Une opinion de John A. Monaco sur Crisis Magazine :
18 avril 2024
Dignitas Infinita et l'idolâtrie de l'homme
À l'heure des médias de masse et de l'accès permanent à Internet, le processus de réception théologique peut souvent être précipité et maladroit. La course est lancée, pour ainsi dire, pour forger et brandir le dernier "point de vue" sur n'importe quel sujet, document ou entretien papal de l'Église. Quelques minutes à peine après l'introduction de Dignitas Infinita par le Dicastère pour la Doctrine de la Foi (DDF), les cercles des médias sociaux catholiques se sont embrasés de réactions spontanées, en particulier en raison de la première ligne du document : "Toute personne humaine possède une dignité infinie...".
Je crois qu'il y a une conversation importante à avoir sur le concept de dignité humaine et sur la mesure dans laquelle nous pouvons dire que les humains possèdent une dignité "infinie", même si c'est d'une manière très limitée et analogique. Il y a déjà eu de solides analyses du document et de ses éventuelles limites. Mais en se focalisant presque exclusivement sur le sens du mot "dignité ", nous risquons de perdre de vue quelque chose de bien plus important, à savoir qu'avec Dignitas Infinita, nous voyons le joyau de la couronne d'un anthropocentrisme pleinement enraciné, qui tache les vitres de l'Église postconciliaire.

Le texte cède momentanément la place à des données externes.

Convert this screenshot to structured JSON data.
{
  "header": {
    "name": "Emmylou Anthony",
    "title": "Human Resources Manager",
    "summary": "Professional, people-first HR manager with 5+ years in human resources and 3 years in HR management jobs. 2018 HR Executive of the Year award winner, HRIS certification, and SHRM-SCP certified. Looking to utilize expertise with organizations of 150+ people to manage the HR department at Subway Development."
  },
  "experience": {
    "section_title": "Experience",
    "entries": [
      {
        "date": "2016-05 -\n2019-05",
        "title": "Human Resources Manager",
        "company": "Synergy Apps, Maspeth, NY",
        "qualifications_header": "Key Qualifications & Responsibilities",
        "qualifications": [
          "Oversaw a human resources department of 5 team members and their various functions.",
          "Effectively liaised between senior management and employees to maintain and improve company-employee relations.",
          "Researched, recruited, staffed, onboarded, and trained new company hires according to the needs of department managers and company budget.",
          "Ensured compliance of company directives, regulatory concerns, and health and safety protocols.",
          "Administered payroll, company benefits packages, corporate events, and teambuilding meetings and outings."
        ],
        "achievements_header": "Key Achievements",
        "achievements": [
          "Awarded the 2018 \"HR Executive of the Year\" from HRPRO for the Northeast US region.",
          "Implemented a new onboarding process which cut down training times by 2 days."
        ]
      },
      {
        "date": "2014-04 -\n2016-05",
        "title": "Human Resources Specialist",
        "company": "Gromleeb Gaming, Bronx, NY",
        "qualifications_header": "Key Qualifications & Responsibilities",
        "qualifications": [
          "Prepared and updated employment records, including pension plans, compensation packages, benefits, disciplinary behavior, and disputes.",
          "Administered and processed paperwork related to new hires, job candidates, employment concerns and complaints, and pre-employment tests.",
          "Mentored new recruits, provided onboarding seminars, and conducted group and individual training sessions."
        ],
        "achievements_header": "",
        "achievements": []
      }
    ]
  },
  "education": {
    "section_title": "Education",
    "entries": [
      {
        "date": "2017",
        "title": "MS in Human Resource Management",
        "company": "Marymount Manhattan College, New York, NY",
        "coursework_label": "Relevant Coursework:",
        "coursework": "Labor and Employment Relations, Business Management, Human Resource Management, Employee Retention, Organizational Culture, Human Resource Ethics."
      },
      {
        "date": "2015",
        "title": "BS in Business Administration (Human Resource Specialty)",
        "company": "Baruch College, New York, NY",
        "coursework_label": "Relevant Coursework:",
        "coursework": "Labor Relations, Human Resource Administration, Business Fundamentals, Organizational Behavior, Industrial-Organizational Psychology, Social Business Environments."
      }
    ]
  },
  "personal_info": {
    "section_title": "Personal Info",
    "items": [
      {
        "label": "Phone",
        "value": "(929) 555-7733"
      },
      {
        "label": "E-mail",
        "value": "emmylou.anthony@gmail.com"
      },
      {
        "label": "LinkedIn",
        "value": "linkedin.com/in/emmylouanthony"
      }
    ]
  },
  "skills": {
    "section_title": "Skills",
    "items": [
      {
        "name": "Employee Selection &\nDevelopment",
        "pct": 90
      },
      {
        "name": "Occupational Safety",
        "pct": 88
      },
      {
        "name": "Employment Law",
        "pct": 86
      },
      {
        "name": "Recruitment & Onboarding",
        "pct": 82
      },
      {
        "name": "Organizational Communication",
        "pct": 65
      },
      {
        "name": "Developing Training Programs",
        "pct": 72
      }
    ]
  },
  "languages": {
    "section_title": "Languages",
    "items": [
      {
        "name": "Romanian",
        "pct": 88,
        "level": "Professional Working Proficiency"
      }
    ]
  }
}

L'anthropocentrisme est la croyance explicite ou implicite que l'homme est l'entité centrale de la création. Tout comme l'héliocentrisme et le géocentrisme affirment que le soleil ou la terre sont respectivement au centre de l'univers, l'anthropocentrisme considère l'homme comme le centre de toutes choses.
L'anthropocentrisme est l'une des accusations souvent portées par les critiques de la réforme liturgique post-conciliaire, selon laquelle, à la suite du Concile Vatican II (1962-1965), la liturgie romaine s'est inversée, passant de l'adoration de Dieu à l'adoration de l'homme. Des livres allant de They Have Uncrowned Him de l'archevêque Marcel Lefebvre à Work of Human Hands du père Anthony Cekada ont mis en lumière la façon dont le rite réformé étouffe le doxologique, le numineux et le mystérieux. Dans le Novus Ordo, la Liturgie de la Parole est principalement didactique - les lectures ne sont pas chantées, elles sont prononcées en langue vernaculaire et peuvent être lues par n'importe qui. Le prêtre fait face au peuple (ad populum), et les défenseurs de cette orientation liturgique font appel à sa base historique (douteuse) et au fait qu'elle reflète la "nouvelle ecclésiologie" inclusive enseignée par Vatican II.
Bien sûr, l'affirmation selon laquelle le Novus Ordo vise à "adorer l'homme" est réductrice et n'aide pas à formuler des critiques plus nuancées de la réforme liturgique. Mais on ne peut nier que l'ensemble de la réforme liturgique post-conciliaire reflète une inquiétude générale selon laquelle les formes antérieures de culte et de prière dans l'Église catholique romaine n'engageaient pas vraiment le peuple ou ne parlaient pas à "l'homme moderne".
En d'autres termes, des sacrifices - autres que celui du Christ sur l'autel - devaient être faits. Les églises construites avec grandeur et majesté devaient être "rénovées" afin de favoriser une participation active aux cérémonies liturgiques. La division entre ordonnés et laïcs, religieux et séculiers, devait être abolie. L'ancien trésor de chants liturgiques, de bénédictions, de sacramentaux, de vêtements et autres était une pierre d'achoppement dans la capacité de l'homme moderne à comprendre le culte catholique. Que le Novus Ordo adore ou non l'homme ou Dieu (et je crois qu'il adore ce dernier), il n'en reste pas moins que la préoccupation première qui a présidé à sa genèse était de savoir comment il profiterait à l'homme, et non comment il pourrait offrir une plus grande adoration à Dieu.